Grâce à la pollinisation, les habitants de la ruche interviennent dans plus de 90 % des 107 cultures les plus importantes sur notre planète. De ce fait, l’extinction de cette race, qui jusqu’ici n’était qu’un détail de plus dans notre train de vie quotidienne, s’avère être un premier pas vers la disparition notre propre race. Ce syndrome appelé « effondrement des colonies d’abeilles » est à l’origine de l’extinction d’essaims entiers.

Il est temps d’agir face à la disparition des abeilles

Les chiffres sont alarmants ! Une étude effectuée en 2017 a permis de détecter la présence de néonicotinoïdes dans une quantité importante du miel mondial. Cette étude a été portée sur près de 200 échantillons de miels venant des quatre coins du globe. Et le résultat n’indique rien de bon pour les invertébrés pollinisateurs, ni même pour nous. 34 % des échantillons contenaient une concentration de néonicotinoïdes nocifs.

Parrainez des ruches, consommez du miel naturel sans pesticides

Diverses mesures ont été prises suite à la prise de conscience de plusieurs entreprises et organismes qui se sentent concernés par le phénomène de l’« effondrement des colonies d’abeilles ». C’est notamment le cas de Ilanga Nature, une entreprise présente à Madagascar. Cette dernière agit contre le phénomène alarmant en promouvant le miel de Madagascar, un miel naturel sans pesticides avec un système de parrainage. Ce dernier permet à des personnes venant de partout dans le monde de parrainer une ruche dans les coins les plus reculées de l’Île Rouge. Le système a été établi au profit des abeilles, des apiculteurs malgaches, mais aussi du parrain.

Une responsabilité concerne tout un chacun

L’envie de protéger les abeilles comme nous protégeons nos enfants devrait être naturelle. Nombreuses actions, aussi minimes qu’elles soient, permettent de prolonger la vie de ces créatures sans défense. Lorsque les pollinisateurs sont menacés, le reste de l’écosystème l’est avec elles. À cela, les consommateurs sont devenus plus attentifs au miel qu’ils consomment.

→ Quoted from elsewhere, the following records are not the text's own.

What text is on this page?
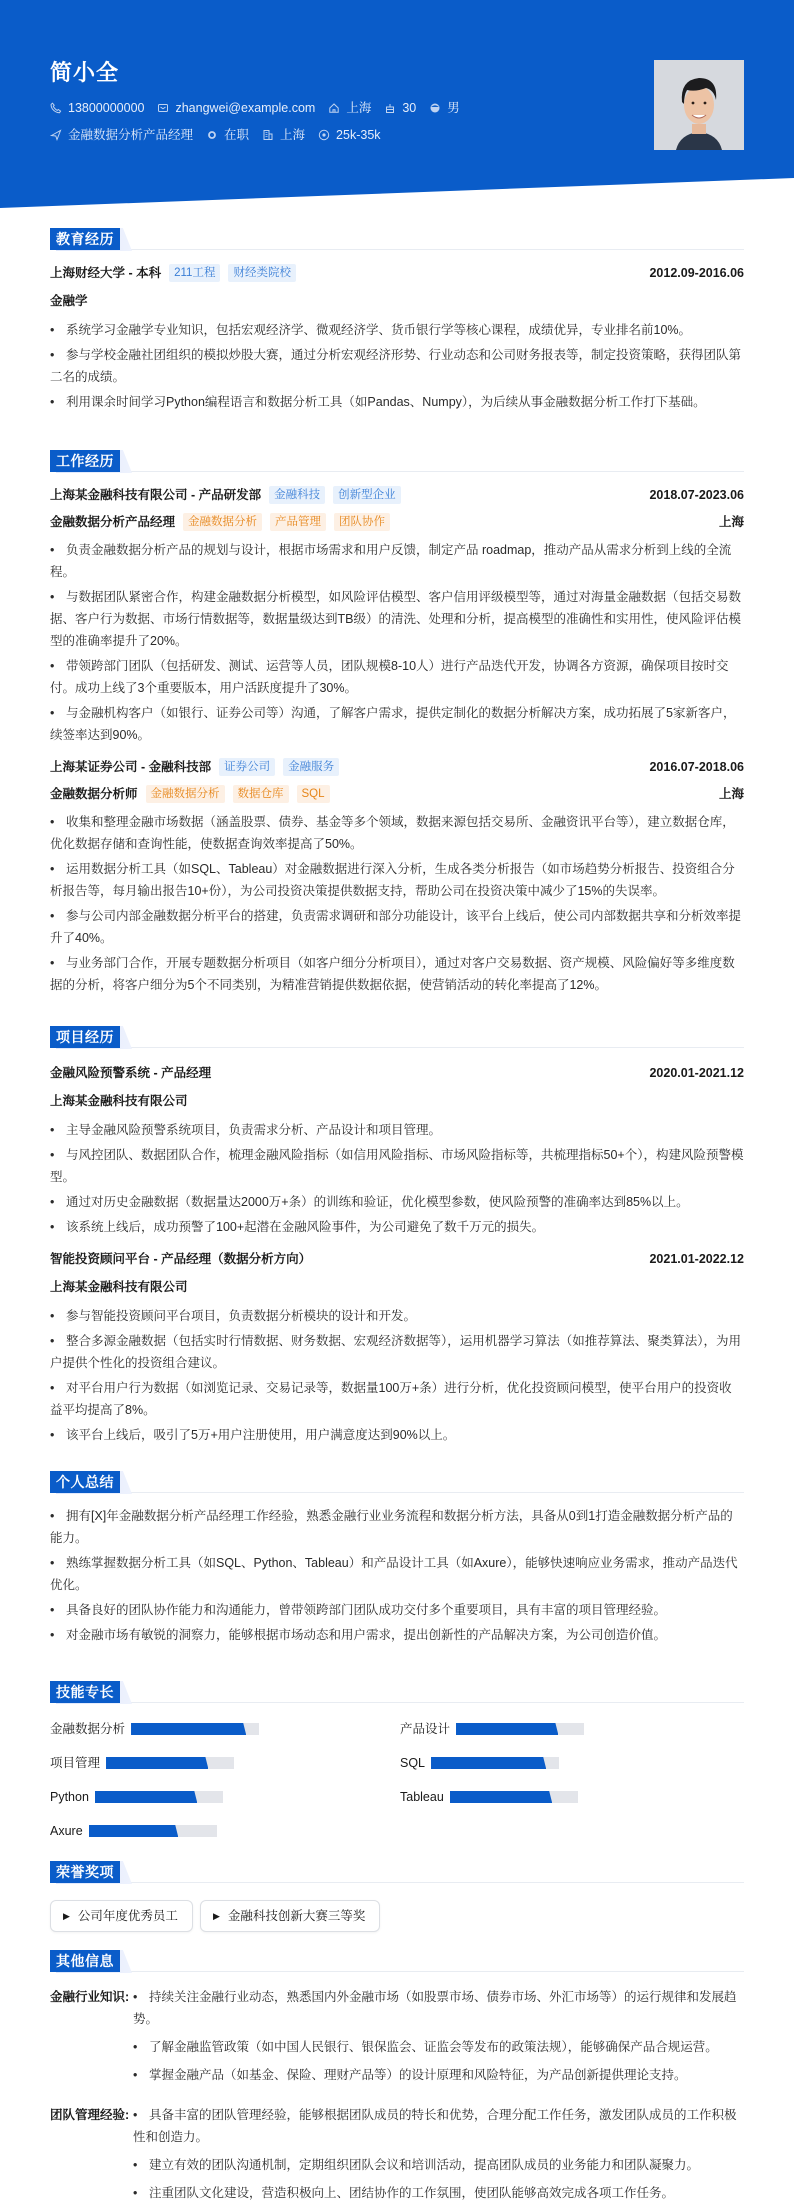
简小全
13800000000 zhangwei@example.com 上海 30 男
金融数据分析产品经理 在职 上海 25k-35k
教育经历
上海财经大学 - 本科	211工程	财经类院校	2012.09-2016.06
金融学
• 系统学习金融学专业知识，包括宏观经济学、微观经济学、货币银行学等核心课程，成绩优异，专业排名前10%。
• 参与学校金融社团组织的模拟炒股大赛，通过分析宏观经济形势、行业动态和公司财务报表等，制定投资策略，获得团队第二名的成绩。
• 利用课余时间学习Python编程语言和数据分析工具（如Pandas、Numpy），为后续从事金融数据分析工作打下基础。
工作经历
上海某金融科技有限公司 - 产品研发部	金融科技	创新型企业	2018.07-2023.06
金融数据分析产品经理	金融数据分析	产品管理	团队协作	上海
• 负责金融数据分析产品的规划与设计，根据市场需求和用户反馈，制定产品 roadmap，推动产品从需求分析到上线的全流程。
• 与数据团队紧密合作，构建金融数据分析模型，如风险评估模型、客户信用评级模型等，通过对海量金融数据（包括交易数据、客户行为数据、市场行情数据等，数据量级达到TB级）的清洗、处理和分析，提高模型的准确性和实用性，使风险评估模型的准确率提升了20%。
• 带领跨部门团队（包括研发、测试、运营等人员，团队规模8-10人）进行产品迭代开发，协调各方资源，确保项目按时交付。成功上线了3个重要版本，用户活跃度提升了30%。
• 与金融机构客户（如银行、证券公司等）沟通，了解客户需求，提供定制化的数据分析解决方案，成功拓展了5家新客户，续签率达到90%。
上海某证券公司 - 金融科技部	证券公司	金融服务	2016.07-2018.06
金融数据分析师	金融数据分析	数据仓库	SQL	上海
• 收集和整理金融市场数据（涵盖股票、债券、基金等多个领域，数据来源包括交易所、金融资讯平台等），建立数据仓库，优化数据存储和查询性能，使数据查询效率提高了50%。
• 运用数据分析工具（如SQL、Tableau）对金融数据进行深入分析，生成各类分析报告（如市场趋势分析报告、投资组合分析报告等，每月输出报告10+份），为公司投资决策提供数据支持，帮助公司在投资决策中减少了15%的失误率。
• 参与公司内部金融数据分析平台的搭建，负责需求调研和部分功能设计，该平台上线后，使公司内部数据共享和分析效率提升了40%。
• 与业务部门合作，开展专题数据分析项目（如客户细分分析项目），通过对客户交易数据、资产规模、风险偏好等多维度数据的分析，将客户细分为5个不同类别，为精准营销提供数据依据，使营销活动的转化率提高了12%。
项目经历
金融风险预警系统 - 产品经理	2020.01-2021.12
上海某金融科技有限公司
• 主导金融风险预警系统项目，负责需求分析、产品设计和项目管理。
• 与风控团队、数据团队合作，梳理金融风险指标（如信用风险指标、市场风险指标等，共梳理指标50+个），构建风险预警模型。
• 通过对历史金融数据（数据量达2000万+条）的训练和验证，优化模型参数，使风险预警的准确率达到85%以上。
• 该系统上线后，成功预警了100+起潜在金融风险事件，为公司避免了数千万元的损失。
智能投资顾问平台 - 产品经理（数据分析方向）	2021.01-2022.12
上海某金融科技有限公司
• 参与智能投资顾问平台项目，负责数据分析模块的设计和开发。
• 整合多源金融数据（包括实时行情数据、财务数据、宏观经济数据等），运用机器学习算法（如推荐算法、聚类算法），为用户提供个性化的投资组合建议。
• 对平台用户行为数据（如浏览记录、交易记录等，数据量100万+条）进行分析，优化投资顾问模型，使平台用户的投资收益平均提高了8%。
• 该平台上线后，吸引了5万+用户注册使用，用户满意度达到90%以上。
个人总结
• 拥有[X]年金融数据分析产品经理工作经验，熟悉金融行业业务流程和数据分析方法，具备从0到1打造金融数据分析产品的能力。
• 熟练掌握数据分析工具（如SQL、Python、Tableau）和产品设计工具（如Axure），能够快速响应业务需求，推动产品迭代优化。
• 具备良好的团队协作能力和沟通能力，曾带领跨部门团队成功交付多个重要项目，具有丰富的项目管理经验。
• 对金融市场有敏锐的洞察力，能够根据市场动态和用户需求，提出创新性的产品解决方案，为公司创造价值。
技能专长
金融数据分析	产品设计
项目管理	SQL
Python	Tableau
Axure
荣誉奖项
▶ 公司年度优秀员工	▶ 金融科技创新大赛三等奖
其他信息
金融行业知识:	• 持续关注金融行业动态，熟悉国内外金融市场（如股票市场、债券市场、外汇市场等）的运行规律和发展趋势。
• 了解金融监管政策（如中国人民银行、银保监会、证监会等发布的政策法规），能够确保产品合规运营。
• 掌握金融产品（如基金、保险、理财产品等）的设计原理和风险特征，为产品创新提供理论支持。
团队管理经验:	• 具备丰富的团队管理经验，能够根据团队成员的特长和优势，合理分配工作任务，激发团队成员的工作积极性和创造力。
• 建立有效的团队沟通机制，定期组织团队会议和培训活动，提高团队成员的业务能力和团队凝聚力。
• 注重团队文化建设，营造积极向上、团结协作的工作氛围，使团队能够高效完成各项工作任务。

Néonicotinoïde, premier facteur du déclin mondial des abeilles

Rappelons que leur utilisation a été interdite en Europe en 2013. Selon le chercheur Chris Connolly, l’utilisation de néonicotinoïdes date d’avant même que cette loi soit mise en vigueur. L’effet s’est donc prolongé sur le long terme, requérant davantage d’analyses pour savoir si l’initiative de l’Union Européenne a été efficace. Déjà en 2016, les Nations Unies ont averti sur le risque imminent de l’extinction de 40 % des insectes pollinisateurs à l’échelle mondiale. Les papillons et les abeilles étaient les plus concernés, sachant qu’il y a plus de 20 000 espèces d’abeilles sur notre planète

Des pesticides dérivés de la Nicotine

05 néonicotinoïdes apparus dans les années 1990 ont attiré l’attention des chercheurs lors des analyses : Thiaméthoxame, Thiaclopride, Acétamipride, Clothianidine et Imidaclopride. Le taux élevé de pesticide serait en mesure d’attaquer directement les fonctions cérébrales des abeilles. Leur habileté sera entravée, les empêchant ainsi de trouver leur nourriture. La pollinisation de notre végétation s’arrêtera en conséquence.

L’Amérique du Nord, l’Asie, l’Europe, les principales concernées

C’est dans ces pays que le taux de contamination était le plus élevé :

  • 89 % en Amérique du Nord
  • 80 % en Asie
  • 79 % en Europe
  • 57 % en Amérique du Sud

Ce phénomène est bien loin d’être une surprise. Ces substances représentaient depuis toujours une menace pour les insectes pollinisateurs. Aujourd’hui, il en revient à chacun d’y remédier pour perpétuer non seulement les colonies d’abeilles, mais aussi pour les générations futures. Nous-mêmes, ainsi que nos enfants, sommes déjà concernés par la disparition des abeilles.